There is another matter that is even more problematic. Jobbik and Szima's trade union negotiated a "professional agreement" between the party and the union. What kind of "professional cooperation" can exist between a party and a police trade union? According to the agreement, the party will consult with the trade union on policies dealing with the maintenance of law and order. TMRSZ, for its part, agreed to help to put together Jobbik's "law and order" program. Now to me this constitutes political activity forbidden by the Hungarian constitution. MSZP doesn't seem to be as sure as I am. Upon hearing of the agreement, the party asked Tibor Draskovics, the minister in charge of the police force, to "investigate" whether the agreement is unconstitutional. SZDSZ is of a different opinion. Péter Gusztos considers the agreement unconstitutional and added that the whole development might be a serious risk as far as national security is concerned. I side with Gusztos in this matter. Just now, with the growth of the far right all over the world, when there is good reason to believe that far-right organizations in Hungary might even have military training camps, how can a democratic country tolerate the infiltration of the far right into the police force? Even Fidesz decided that this was too much. After all, lately Orbán and his colleagues have discovered that Jobbik, which originally seemed like a pliable youth organization under the thumb of the party, has become a dangerous competitor. János Lázár (Fidesz), head of a parliamentary committee dealing with law and order, announced that "in Hungary it is not permissible to use the police force as a political weapon. The constitution expressly forbids this." So it seems to me that Fidesz's point of view is quite close to that of SZDSZ. Even the emblem of the police force illustrates the the apolitical ideal of the organization. In addition to the spokesmen of the political parties, the secretary of FRSZ, the mainstream police trade union, also expressed his misgivings. Géza Pongó said that he considered the activities of TMRSZ unconstitutional and found it worrisome that the "radicalization" of society had reached the police force itself. Pongó announced what few people had the guts to say: TMRSZ is an arm of Jobbik.

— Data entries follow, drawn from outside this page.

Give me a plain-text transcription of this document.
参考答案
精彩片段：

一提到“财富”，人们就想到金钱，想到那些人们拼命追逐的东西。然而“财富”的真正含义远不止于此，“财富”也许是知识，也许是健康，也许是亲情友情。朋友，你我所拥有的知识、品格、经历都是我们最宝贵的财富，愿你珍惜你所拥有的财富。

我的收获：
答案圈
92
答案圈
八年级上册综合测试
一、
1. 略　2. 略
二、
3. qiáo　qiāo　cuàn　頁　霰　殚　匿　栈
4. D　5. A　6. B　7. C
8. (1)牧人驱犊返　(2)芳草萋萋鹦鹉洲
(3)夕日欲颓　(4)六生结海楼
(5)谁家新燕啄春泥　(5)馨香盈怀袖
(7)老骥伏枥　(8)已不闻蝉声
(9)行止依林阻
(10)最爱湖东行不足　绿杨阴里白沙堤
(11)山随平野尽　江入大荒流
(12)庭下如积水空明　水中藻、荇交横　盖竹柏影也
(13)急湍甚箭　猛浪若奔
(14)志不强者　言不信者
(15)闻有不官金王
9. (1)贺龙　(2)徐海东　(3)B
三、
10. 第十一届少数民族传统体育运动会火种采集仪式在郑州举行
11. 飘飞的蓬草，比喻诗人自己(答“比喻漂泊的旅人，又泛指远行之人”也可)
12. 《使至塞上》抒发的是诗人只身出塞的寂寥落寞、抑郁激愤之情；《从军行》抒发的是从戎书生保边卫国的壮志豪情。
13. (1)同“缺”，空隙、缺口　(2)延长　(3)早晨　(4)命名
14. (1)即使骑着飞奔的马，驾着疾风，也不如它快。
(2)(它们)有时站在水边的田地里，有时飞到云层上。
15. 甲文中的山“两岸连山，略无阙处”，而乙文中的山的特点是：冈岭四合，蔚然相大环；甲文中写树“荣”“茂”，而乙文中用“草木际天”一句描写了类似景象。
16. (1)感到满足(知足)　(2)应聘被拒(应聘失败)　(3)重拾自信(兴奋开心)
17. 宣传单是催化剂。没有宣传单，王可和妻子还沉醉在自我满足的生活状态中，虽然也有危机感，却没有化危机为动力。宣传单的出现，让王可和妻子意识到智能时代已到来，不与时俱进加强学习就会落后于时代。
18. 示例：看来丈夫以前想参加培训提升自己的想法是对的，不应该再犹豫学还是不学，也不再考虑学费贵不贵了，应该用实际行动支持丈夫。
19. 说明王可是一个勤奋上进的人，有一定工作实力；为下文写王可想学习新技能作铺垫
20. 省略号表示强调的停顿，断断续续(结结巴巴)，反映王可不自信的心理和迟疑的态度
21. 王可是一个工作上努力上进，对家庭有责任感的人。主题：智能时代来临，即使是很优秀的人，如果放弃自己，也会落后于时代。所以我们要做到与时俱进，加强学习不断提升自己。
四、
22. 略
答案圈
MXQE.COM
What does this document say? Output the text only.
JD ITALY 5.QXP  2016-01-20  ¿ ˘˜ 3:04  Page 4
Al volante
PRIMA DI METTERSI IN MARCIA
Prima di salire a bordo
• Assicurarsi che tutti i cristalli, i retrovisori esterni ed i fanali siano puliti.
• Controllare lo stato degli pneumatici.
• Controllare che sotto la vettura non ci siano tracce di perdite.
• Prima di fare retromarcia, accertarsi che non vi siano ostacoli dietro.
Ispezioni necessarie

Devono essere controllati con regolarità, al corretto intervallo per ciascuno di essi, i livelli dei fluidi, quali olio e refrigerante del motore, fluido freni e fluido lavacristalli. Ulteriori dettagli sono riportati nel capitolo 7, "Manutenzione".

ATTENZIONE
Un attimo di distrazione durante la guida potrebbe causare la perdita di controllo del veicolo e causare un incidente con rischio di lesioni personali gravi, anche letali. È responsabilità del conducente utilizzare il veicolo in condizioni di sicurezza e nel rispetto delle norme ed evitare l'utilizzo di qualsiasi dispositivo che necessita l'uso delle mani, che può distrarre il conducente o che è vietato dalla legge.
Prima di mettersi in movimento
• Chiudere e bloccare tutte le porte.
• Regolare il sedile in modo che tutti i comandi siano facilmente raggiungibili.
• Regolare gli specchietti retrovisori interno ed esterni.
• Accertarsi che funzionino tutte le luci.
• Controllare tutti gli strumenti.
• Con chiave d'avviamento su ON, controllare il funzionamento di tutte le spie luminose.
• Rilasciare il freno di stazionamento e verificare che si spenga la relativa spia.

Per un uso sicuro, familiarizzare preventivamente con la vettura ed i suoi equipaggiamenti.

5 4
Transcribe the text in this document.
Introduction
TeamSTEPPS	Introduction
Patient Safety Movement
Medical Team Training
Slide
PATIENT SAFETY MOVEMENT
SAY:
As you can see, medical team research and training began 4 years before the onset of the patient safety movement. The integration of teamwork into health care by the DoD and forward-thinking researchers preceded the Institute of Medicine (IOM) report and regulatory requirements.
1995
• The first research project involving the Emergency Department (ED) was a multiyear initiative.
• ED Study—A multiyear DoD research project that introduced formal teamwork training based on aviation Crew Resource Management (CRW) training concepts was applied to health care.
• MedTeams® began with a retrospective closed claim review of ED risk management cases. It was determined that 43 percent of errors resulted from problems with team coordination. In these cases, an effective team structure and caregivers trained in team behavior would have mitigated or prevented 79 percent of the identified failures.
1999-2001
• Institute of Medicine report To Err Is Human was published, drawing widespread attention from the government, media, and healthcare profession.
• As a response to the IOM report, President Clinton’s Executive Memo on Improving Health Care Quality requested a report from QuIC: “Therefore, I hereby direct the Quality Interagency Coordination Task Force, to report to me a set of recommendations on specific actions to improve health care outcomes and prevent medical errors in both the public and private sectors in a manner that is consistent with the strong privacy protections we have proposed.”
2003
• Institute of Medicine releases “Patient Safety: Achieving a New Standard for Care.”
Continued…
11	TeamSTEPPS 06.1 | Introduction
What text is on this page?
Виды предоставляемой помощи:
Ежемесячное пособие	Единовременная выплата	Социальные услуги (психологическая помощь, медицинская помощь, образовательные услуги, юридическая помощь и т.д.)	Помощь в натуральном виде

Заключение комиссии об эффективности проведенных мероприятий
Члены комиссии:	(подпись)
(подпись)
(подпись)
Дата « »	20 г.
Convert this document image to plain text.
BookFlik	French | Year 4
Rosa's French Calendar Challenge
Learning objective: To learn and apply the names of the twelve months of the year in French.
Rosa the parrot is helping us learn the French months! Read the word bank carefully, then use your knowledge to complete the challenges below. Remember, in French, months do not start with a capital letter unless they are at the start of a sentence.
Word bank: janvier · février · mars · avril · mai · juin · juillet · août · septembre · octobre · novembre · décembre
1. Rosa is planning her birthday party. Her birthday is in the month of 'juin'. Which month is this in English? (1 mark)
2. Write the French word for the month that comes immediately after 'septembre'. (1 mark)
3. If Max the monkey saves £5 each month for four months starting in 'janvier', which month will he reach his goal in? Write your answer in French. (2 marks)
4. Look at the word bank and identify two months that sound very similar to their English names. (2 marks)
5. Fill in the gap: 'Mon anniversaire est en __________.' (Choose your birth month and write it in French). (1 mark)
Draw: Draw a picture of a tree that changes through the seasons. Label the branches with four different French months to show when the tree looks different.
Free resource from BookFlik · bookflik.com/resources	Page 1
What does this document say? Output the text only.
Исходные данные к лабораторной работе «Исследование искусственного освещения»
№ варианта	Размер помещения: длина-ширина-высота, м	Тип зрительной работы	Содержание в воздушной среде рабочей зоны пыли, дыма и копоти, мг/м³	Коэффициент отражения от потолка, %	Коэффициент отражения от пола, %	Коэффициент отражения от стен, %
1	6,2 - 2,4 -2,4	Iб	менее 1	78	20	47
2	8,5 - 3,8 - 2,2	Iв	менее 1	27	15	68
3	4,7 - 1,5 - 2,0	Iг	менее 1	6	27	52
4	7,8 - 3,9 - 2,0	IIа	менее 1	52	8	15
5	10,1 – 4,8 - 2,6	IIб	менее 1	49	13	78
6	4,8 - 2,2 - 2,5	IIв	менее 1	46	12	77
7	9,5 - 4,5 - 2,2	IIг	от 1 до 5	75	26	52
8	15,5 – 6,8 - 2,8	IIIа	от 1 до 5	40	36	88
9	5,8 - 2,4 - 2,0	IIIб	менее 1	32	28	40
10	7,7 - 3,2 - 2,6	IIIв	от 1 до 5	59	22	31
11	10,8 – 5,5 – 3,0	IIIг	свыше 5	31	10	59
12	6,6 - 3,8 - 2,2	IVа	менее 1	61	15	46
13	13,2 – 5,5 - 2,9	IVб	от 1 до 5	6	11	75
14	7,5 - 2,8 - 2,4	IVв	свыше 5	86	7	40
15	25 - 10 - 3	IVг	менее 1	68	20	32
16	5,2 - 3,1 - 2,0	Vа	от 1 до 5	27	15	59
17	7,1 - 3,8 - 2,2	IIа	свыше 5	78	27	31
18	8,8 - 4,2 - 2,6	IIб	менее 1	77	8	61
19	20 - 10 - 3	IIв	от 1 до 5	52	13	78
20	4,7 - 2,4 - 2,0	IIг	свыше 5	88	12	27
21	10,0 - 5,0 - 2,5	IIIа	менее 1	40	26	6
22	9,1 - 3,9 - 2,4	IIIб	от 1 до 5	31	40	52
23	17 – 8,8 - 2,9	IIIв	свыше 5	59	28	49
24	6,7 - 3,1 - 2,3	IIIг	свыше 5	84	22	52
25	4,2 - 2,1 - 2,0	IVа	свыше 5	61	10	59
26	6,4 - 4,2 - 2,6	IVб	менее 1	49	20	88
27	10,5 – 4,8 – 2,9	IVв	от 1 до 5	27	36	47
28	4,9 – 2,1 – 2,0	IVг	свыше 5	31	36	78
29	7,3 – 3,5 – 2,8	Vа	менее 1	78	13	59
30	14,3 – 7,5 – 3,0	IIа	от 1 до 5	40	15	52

While politicians find the connection between TMRSZ and Jobbik unconstitutional, the police and the minister are "investigating." If we are lucky, by early next week there will be a verdict. Although for some politicians and most people with ordinary common sense Szima's association with Jobbik and whole political ethos of TMRSZ constitutes "political activity," according to some legal experts the constitution is not clear on the subject. The constitution talks only about "political role," "political activity" of members of the armed forces. The question is whether a "professional agreement" or "cooperation" falls into this category. Knowing Hungarian jurists, they might consider a professional agreement with a political party not a "political activity." They seem to stick with the letter of the law, and because the framers of the constitution didn't have the foresight in 1989 to include the words "professional agreement," who knows! Anything is possible.